Даниловы нашли в своих ловушках одного песца и трех зайцев, а потеряли двух оленей и один волчий капкан, в который попался какой-то крупный зверь, потом оборвал его и унес на ноге. По ворчанью, с каким обнюхивали собаки место, где стоял капкан, решили, что унес его медведь, почему-то не залегший на зиму в берлогу.
— Пойдем догоним! — позвал Колян отца.
— Пойти-поехать можно, — согласился Фома. — Но шибко близко догонять такого медведя опасно. — И начал поучать сына: — Медведь, не залегший на зиму в берлогу или поднятый из берлоги охотниками, да еще «обутый» в капкан, — страшный зверь. Не приведи бог встретиться с ним! Он так голоден, так зол!..
Все-таки рискнули поискать медведя. «Но, слава богу, — подумал Фома, — не нашли».
— Найдем, — сказал он в утешение огорченному сыну. — Медведь побродит-побродит с капканом, устанет и ляжет в берлогу. Тогда поднимем.
— А что он сделает с капканом? — спросил сын.
— Иной раз лисица, попав в капкан, сама себе отгрызет лапу и уйдет. А медведь… не слыхал про него такого. Этот, скорей всего, будет гулять с капканом, — ответил отец.
— А может быть, снимет?
— Медведь много чего может, он — умный.
Объявили по поселку, что медведь унес капкан и если кто убьет этого зверя, вернул бы Фоме капкан и выделил бы часть мяса: медведь-то наполовину пойман, наполовину принадлежит Фоме.
Разговор об этом медведе широко расплеснулся по Лапландии. Одних особо занимало, как поступит медведь с капканом: снимет, разобьет, будет носить или отгрызет вместе с лапой? Других волновало, сколько из этого медведя полагается Фоме: половина, больше, меньше? Третьих подмывало надеть лыжи и немедленно помчаться на поиски зверя. Не было ни одного охотника, которого не взволновал бы медведь, обутый в капкан.

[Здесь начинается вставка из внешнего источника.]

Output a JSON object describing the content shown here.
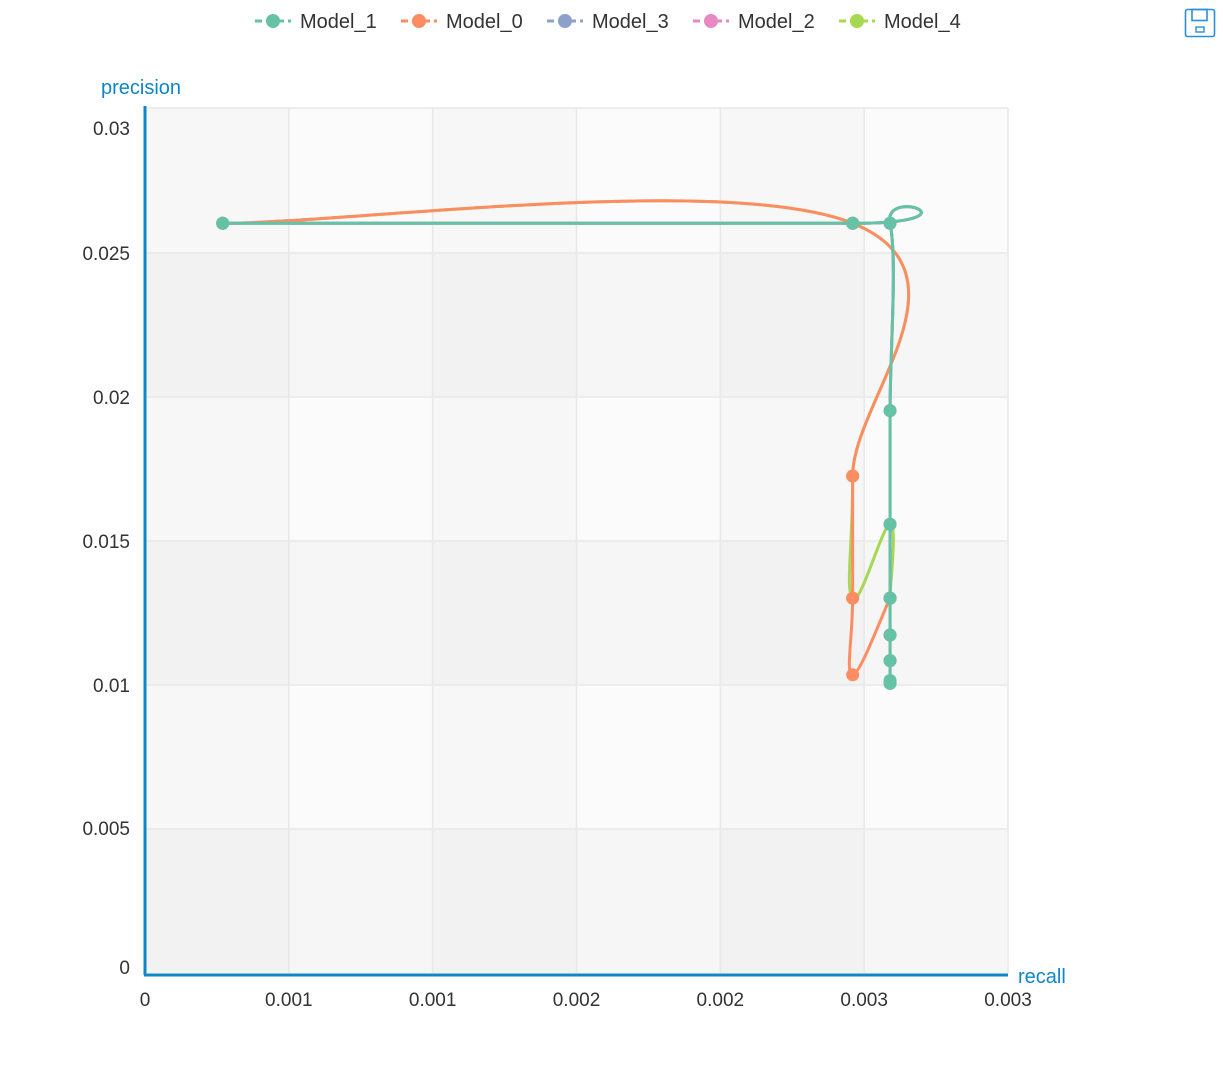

Темная пора начала сбывать. В полуденное время на южной стороне горизонта появлялась светловатая полоса, с каждыми новыми сутками она становилась шире, красней и держалась дольше.
Жители поселка внимательно следили за этими просветлениями, подолгу выстаивая возле туп. Шустрые ребятишки забирались на каменные утесы, вздымавшиеся неподалеку. Для этих утесов солнце всходило немножко раньше, чем для поселка, а скрывалось немножко поздней.
— Рано, еще рано, — говорил Фома сыну. — Зря бьешь обувь.
Но как устоять под горой, когда все товарищи на горе!
Наконец долгожданное время пришло — Фома сказал:
— Сегодня будет солнце.
Колян схватил шубенку из оленьего меха, надернул ее на одно плечо и помчался по поселку. Вбегая в тупы без стука и спроса, забывая обязательное «Здравствуйте», он выкрикивал:
— Мой старик сказывает, что сегодня вернется солнце.
Одни говорили ему: «Спасибо!» Другие: «Знаем-знаем. И мы умеем считать не хуже твоего старика». Третьи начинали спор: «Солнце придет завтра». Они тоже вели счет времени, и он не совпадал с вычислениями Фомы. Но это не смущало парнишку, он бежал дальше будоражить поселок.
И едва показалась в южной стороне неба слабая предрассветная бель, все жители поселка вышли из домов. Молодежь и ребятишки взобрались на утесистый берег озера, пожилые и старые тревожно сгрудились на улице: «Солнца нет и нет. А если оно совсем ушло, забыло Лапландию!»